Nicht auszuschließen sei daher, dass es – wie auch im ersten Lockdown – zur Einstellung des grenzüberschreitenden Personenschienenverkehrs komme. Ein stabiles Grundangebot im Güterverkehr sei hingegen möglich, befand er. „Das ist wichtig, um die Lieferketten für die industrielle Produktion aufrechtzuerhalten.“
„Mehr Akzeptanz für Schienengüterverkehr schaffen“
Stichwort Güterverkehr: Der deutsche Verkehrsminister bekannte sich zu dem Ziel, mehr Güter statt auf der Straße auf der Schiene zu transportieren. Um dafür mehr Akzeptanz bei der Bevölkerung zu schaffen, sei Deutschland vorangegangen und habe im Dezember 2020 vorfristig „den letzten alten Güterwaggon in einen leisen Güterwaggon umgerüstet“. Dies habe in Europa zu Diskussionen geführt, weil es viele Unternehmen gebe, die diese Technologie noch nicht umgesetzt hätten.
Wolle man die Akzeptanz erhöhen, gehe das aber nur mit einer besseren Lärmschutzausstattung, betonte der Minister. Wichtig sei es auch, technologisch harmonisierte Anlagen für den Kombinierten Verkehr (Lkw und Bahn) zu schaffen, um den Komfort für die Spediteure zu erhöhen. Das Umladen der Güter vom Lkw auf die Bahn und zurück dauere aktuell zu lange, „weil die technischen Voraussetzungen nicht harmonisiert sind“.
Trans-Europe-Express 2.0 soll Metropolen verbinden
Scheuer blickte auch zurück auf die deutsche EU-Ratspräsidentschaft im zweiten Halbjahr 2020, in der bewusst ein Schwerpunkt auf die Stärkung des Schienenverkehrs gesetzt worden sei. „Mit unserem Trans-Europe-Express 2.0 (TEE 2.0) wurde eine Initiative gestartet, durch die wir mit Hochgeschwindigkeits- und Nachtzugverkehren zwischen den europäischen Metropolen das Angebot verbessern.“
Deutschland, Österreich, Schweiz und Frankreich hätten dazu im Dezember 2020 eine Absichtserklärung unterzeichnet sowie konkrete Verbindungen vereinbart – und das, obwohl erst im September des gleichen Jahres diese Initiative vorgestellt worden sei, wie der Minister bemerkte. Solch schnelles Handeln sei im Bereich der Eisenbahn selten.

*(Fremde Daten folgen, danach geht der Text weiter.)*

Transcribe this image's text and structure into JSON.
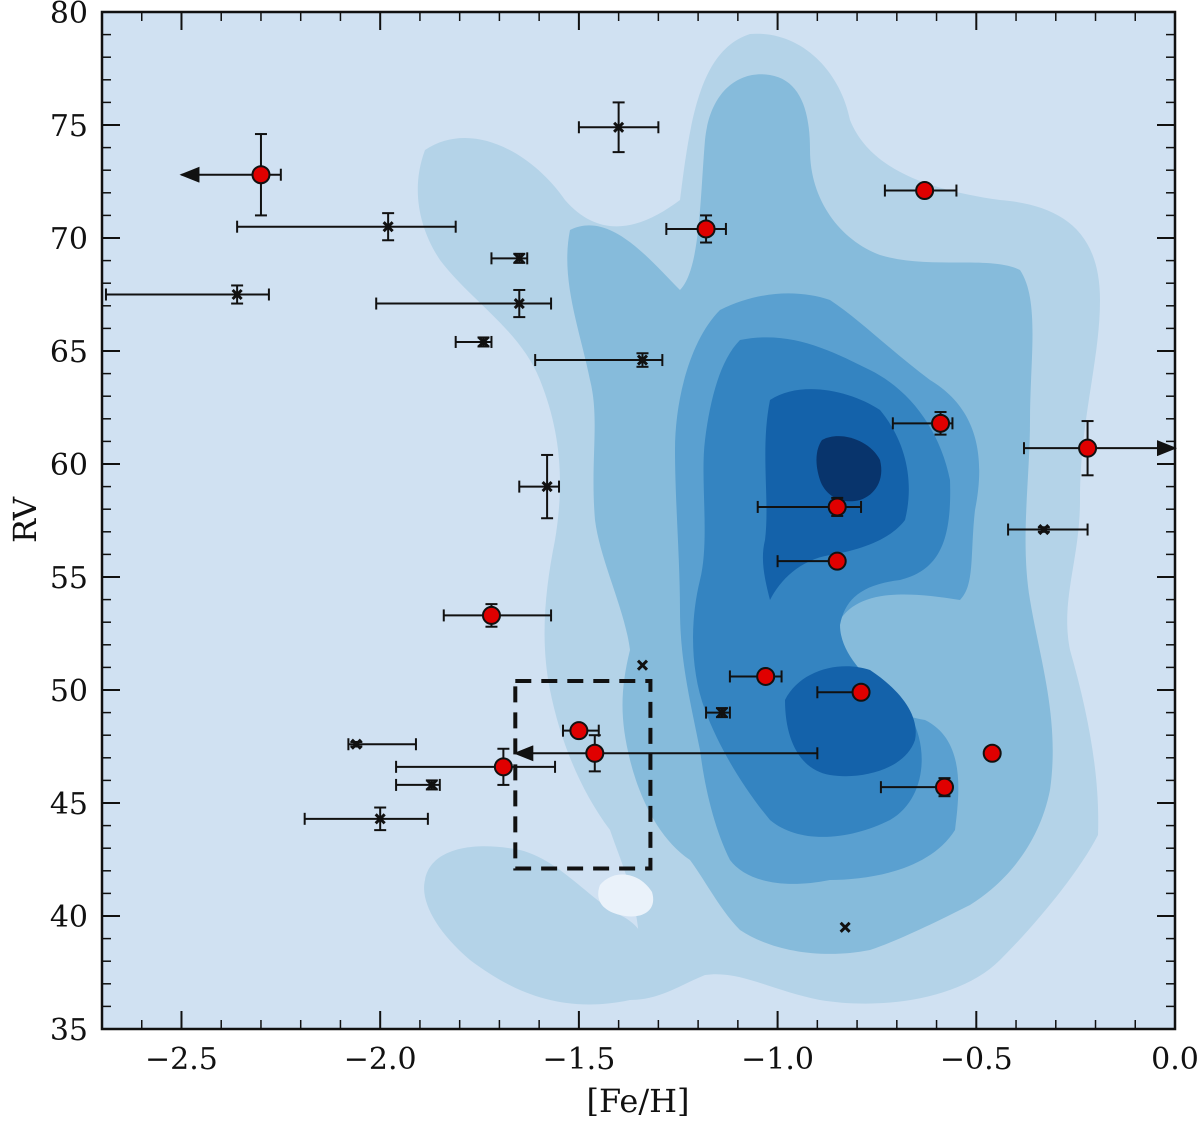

„Wichtig ist die Digitalisierung der Strecken“
Die Strecke Paris-Berlin, „mit dem Link zu Paris-Berlin-Warschau“, sei ein Streckenteil, der besonders im Fokus stehe. Im Bundeshaushalt seien diese grenzüberschreitenden Bahnstrecken nach Frankreich auch mit Geld unterlegt. So könnten auch weitere interessante Linien wie etwa Berlin-Frankfurt-Straßburg-Lyon-Barcelona realisiert werden. Wichtig dabei sei die Digitalisierung der Strecken, aber auch des Wagenmaterials, betonte Scheuer mit Verweis auf die Einführung der digitalen automatischen Kupplung. Von Letzterer verspricht er sich eine Revolutionierung des Güterverkehrs.
Gesteigert werden müsse auch die Qualität des Bahnfahrens, sagte Scheuer auf Nachfrage aus dem Kreis der Abgeordneten. In der erwähnten Absichtserklärung zum TEE2.0 sei auch der Versuch vorgesehen, eine einheitliche Buchungsmöglichkeit, trotz unterschiedlicher Anbieter, zu erreichen.
„Freiburg-Colmar darf nicht an Zuständigkeiten scheitern“
Was die regionalen Grenzverkehre im Saarland oder in Baden-Württemberg nach Frankreich angeht, so machte der Bundesverkehrsminister deutlich, dass dies der föderalen Struktur entsprechend zuallererst Ländersache sei, der Bund also keinen direkten Einfluss habe.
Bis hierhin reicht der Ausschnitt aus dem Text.